This forum is new for me, so this may have been discussed and I haven’t been able to find it. If so… sorry! and please point me to the right place. I also apologize for the length of this post…
I graduated from my old Minimed/Medtronic pump (the last of about five) to a new Tandem t:slim (and who came up with that name?! plus a Dexcom G6 in January/February. Since I’m on Medicare, they couldn’t ship me one of the new pumps with Control-IQ technology, just Basal-IQ. I thought I’d have to wait until Control-IQ was approved by Medicare before I could get it. But apparently not! I just finished the training videos for Control-IQ, and have gotten the link to download the software. Don’t tell the feds…

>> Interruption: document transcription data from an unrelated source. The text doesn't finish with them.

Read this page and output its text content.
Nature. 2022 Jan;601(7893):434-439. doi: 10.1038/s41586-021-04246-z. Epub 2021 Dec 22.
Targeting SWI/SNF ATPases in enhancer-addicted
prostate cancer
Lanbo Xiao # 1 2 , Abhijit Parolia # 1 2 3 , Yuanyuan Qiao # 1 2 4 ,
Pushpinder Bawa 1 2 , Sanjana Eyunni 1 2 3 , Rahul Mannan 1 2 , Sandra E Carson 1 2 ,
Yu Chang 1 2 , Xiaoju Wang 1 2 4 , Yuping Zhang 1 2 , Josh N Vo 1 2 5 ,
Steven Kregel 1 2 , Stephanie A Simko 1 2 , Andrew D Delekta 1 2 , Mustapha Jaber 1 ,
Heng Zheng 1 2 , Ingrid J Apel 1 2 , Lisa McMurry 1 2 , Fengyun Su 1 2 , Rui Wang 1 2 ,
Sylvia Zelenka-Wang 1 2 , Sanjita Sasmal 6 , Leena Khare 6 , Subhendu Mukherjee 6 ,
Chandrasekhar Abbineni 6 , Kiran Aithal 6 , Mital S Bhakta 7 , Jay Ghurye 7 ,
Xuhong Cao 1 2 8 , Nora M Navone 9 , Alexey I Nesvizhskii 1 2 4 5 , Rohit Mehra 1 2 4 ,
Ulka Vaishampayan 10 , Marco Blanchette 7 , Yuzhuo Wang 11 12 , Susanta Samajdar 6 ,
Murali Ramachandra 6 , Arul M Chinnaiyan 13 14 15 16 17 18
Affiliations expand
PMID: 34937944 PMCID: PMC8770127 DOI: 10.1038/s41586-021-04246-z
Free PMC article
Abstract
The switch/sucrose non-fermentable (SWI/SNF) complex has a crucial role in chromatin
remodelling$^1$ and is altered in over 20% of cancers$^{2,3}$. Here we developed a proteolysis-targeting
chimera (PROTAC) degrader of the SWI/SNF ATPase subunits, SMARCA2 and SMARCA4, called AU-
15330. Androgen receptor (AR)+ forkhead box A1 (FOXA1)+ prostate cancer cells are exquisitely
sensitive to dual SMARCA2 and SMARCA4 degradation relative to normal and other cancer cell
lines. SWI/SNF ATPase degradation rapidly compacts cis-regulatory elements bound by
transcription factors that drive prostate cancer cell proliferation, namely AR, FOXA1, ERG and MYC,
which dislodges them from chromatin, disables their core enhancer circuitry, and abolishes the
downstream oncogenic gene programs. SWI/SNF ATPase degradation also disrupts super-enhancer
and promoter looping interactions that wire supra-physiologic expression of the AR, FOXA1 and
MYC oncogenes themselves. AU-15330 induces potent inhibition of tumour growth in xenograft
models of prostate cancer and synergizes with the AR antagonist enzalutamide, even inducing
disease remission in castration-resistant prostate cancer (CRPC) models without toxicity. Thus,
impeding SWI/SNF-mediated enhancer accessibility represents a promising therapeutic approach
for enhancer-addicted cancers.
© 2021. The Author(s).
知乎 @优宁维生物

But I have a couple issues I’d like clarified. First: users and professionals have been telling me that the true value of the Dexcom CGM is to let me be aware of trends and patterns, not to provide precise numbers that match your blood glucose (I’m sure you’re all aware that CGMs don’t measure BG, right? And sometimes the two don’t agree well with one another.). But… both Basal-IQ, and even more so Control-IQ, DO use the CGM data as if it was accurate BG data. There are several numerical parameters in Control-IQ that control its behavior (when your glucose is due to go over 160 within the next 30 minutes, for example, the pump starts ramping up your basal rate). So it’s interpreting the Dexcom values as BG values to do its control thing.

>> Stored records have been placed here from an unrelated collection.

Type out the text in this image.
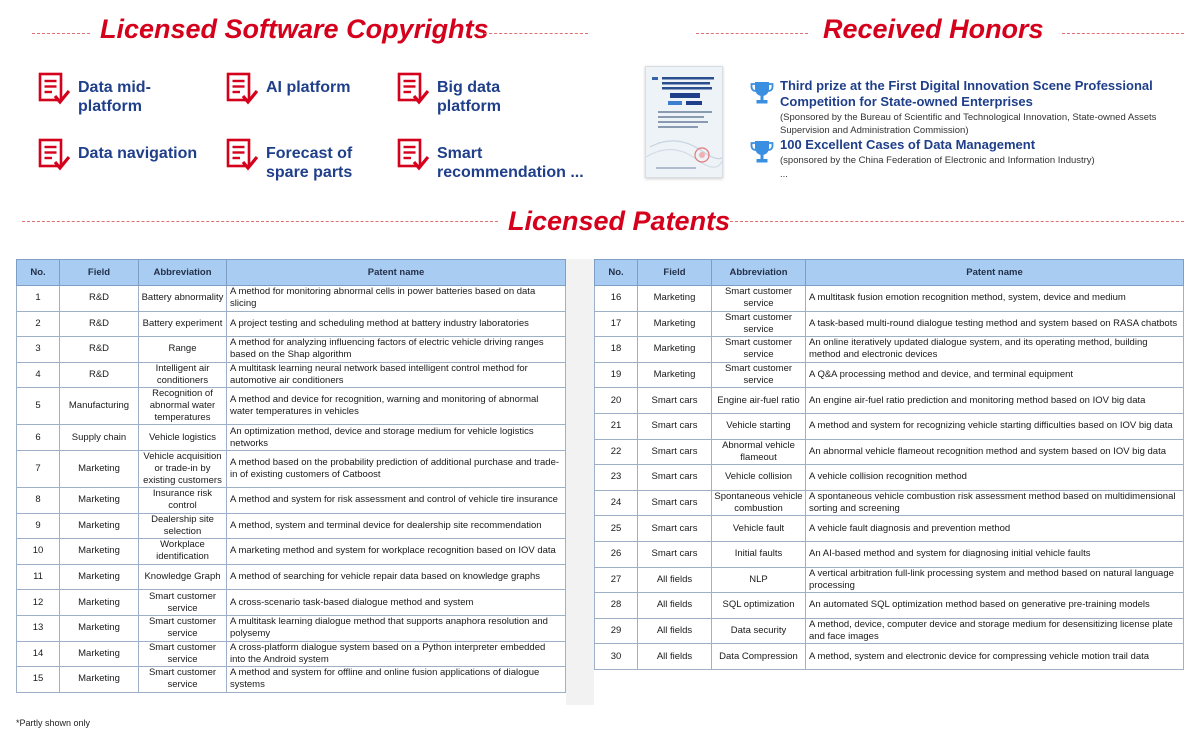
Licensed Software Copyrights
Data mid-platform
AI platform	Big data platform
Data navigation	Forecast of spare parts
Smart recommendation ...
Received Honors
Third prize at the First Digital Innovation Scene Professional Competition for State-owned Enterprises
(Sponsored by the Bureau of Scientific and Technological Innovation, State-owned Assets Supervision and Administration Commission)
100 Excellent Cases of Data Management
(sponsored by the China Federation of Electronic and Information Industry)
...
Licensed Patents
No.	Field	Abbreviation	Patent name
1	R&D	Battery abnormality	A method for monitoring abnormal cells in power batteries based on data slicing
2	R&D	Battery experiment	A project testing and scheduling method at battery industry laboratories
3	R&D	Range	A method for analyzing influencing factors of electric vehicle driving ranges based on the Shap algorithm
4	R&D	Intelligent air conditioners	A multitask learning neural network based intelligent control method for automotive air conditioners
5	Manufacturing	Recognition of abnormal water temperatures	A method and device for recognition, warning and monitoring of abnormal water temperatures in vehicles
6	Supply chain	Vehicle logistics	An optimization method, device and storage medium for vehicle logistics networks
7	Marketing	Vehicle acquisition or trade-in by existing customers	A method based on the probability prediction of additional purchase and trade-in of existing customers of Catboost
8	Marketing	Insurance risk control	A method and system for risk assessment and control of vehicle tire insurance
9	Marketing	Dealership site selection	A method, system and terminal device for dealership site recommendation
10	Marketing	Workplace identification	A marketing method and system for workplace recognition based on IOV data
11	Marketing	Knowledge Graph	A method of searching for vehicle repair data based on knowledge graphs
12	Marketing	Smart customer service	A cross-scenario task-based dialogue method and system
13	Marketing	Smart customer service	A multitask learning dialogue method that supports anaphora resolution and polysemy
14	Marketing	Smart customer service	A cross-platform dialogue system based on a Python interpreter embedded into the Android system
15	Marketing	Smart customer service	A method and system for offline and online fusion applications of dialogue systems
No.	Field	Abbreviation	Patent name
16	Marketing	Smart customer service	A multitask fusion emotion recognition method, system, device and medium
17	Marketing	Smart customer service	A task-based multi-round dialogue testing method and system based on RASA chatbots
18	Marketing	Smart customer service	An online iteratively updated dialogue system, and its operating method, building method and electronic devices
19	Marketing	Smart customer service	A Q&A processing method and device, and terminal equipment
20	Smart cars	Engine air-fuel ratio	An engine air-fuel ratio prediction and monitoring method based on IOV big data
21	Smart cars	Vehicle starting	A method and system for recognizing vehicle starting difficulties based on IOV big data
22	Smart cars	Abnormal vehicle flameout	An abnormal vehicle flameout recognition method and system based on IOV big data
23	Smart cars	Vehicle collision	A vehicle collision recognition method
24	Smart cars	Spontaneous vehicle combustion	A spontaneous vehicle combustion risk assessment method based on multidimensional sorting and screening
25	Smart cars	Vehicle fault	A vehicle fault diagnosis and prevention method
26	Smart cars	Initial faults	An AI-based method and system for diagnosing initial vehicle faults
27	All fields	NLP	A vertical arbitration full-link processing system and method based on natural language processing
28	All fields	SQL optimization	An automated SQL optimization method based on generative pre-training models
29	All fields	Data security	A method, device, computer device and storage medium for desensitizing license plate and face images
30	All fields	Data Compression	A method, system and electronic device for compressing vehicle motion trail data
*Partly shown only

When the Dexcom values are close to true BG values, no problem. I’ve had that be true for several of the sensors I’ve used since January. But not always! Today, for instance, my new sensor started out with values 30-40 below the true BG values. At one point, it shut off insulin delivery altogether because it thought I was at 105 and going down, whereas my glucose meter told me I was at 165 (and it turned out I was NOT going down! So the Basal-IQ was misbehaving.
I know I can correct such differences by doing a calibration, which I did today. But: I’m given to understand that one should avoid calibrating if possible, and that once you start calibrating a sensor you can count on having to keep doing it for the rest of that sensor session; and I have a tiny bit of experience that supports that. Sometimes it seems I can just wait through the first day and the sensor “fixes” itself, and runs close to BG from then on. But that would mean my pump doesn’t work properly during that first day of the sensor session, and that would mess up Control-IQ even worse. And maybe give me false alarms all day.
Any advice? And if any of this is inappropriate for some reason, let me know that, too.
I will say I love the t:slim, for several reasons. I’ll put up with having to do the frequent calibration route if I have to, but that was one reason I rejected the Minimed 670 route (only one of many reasons, though . I think I’ll be installing the Control-IQ technology in my pump in about four days, as most users seem to like it and its features look very nice. But I can hang with Basal-IQ if I find that seems a better choice.
Just FYI: I was diagnosed with T1 back in 1960, so I’ve had some experience with various types of therapy. Dealing with T1 may be a bit of a hassle now, but I’ll tell you it’s WAY better than it was back when I had to boil my glass syringes!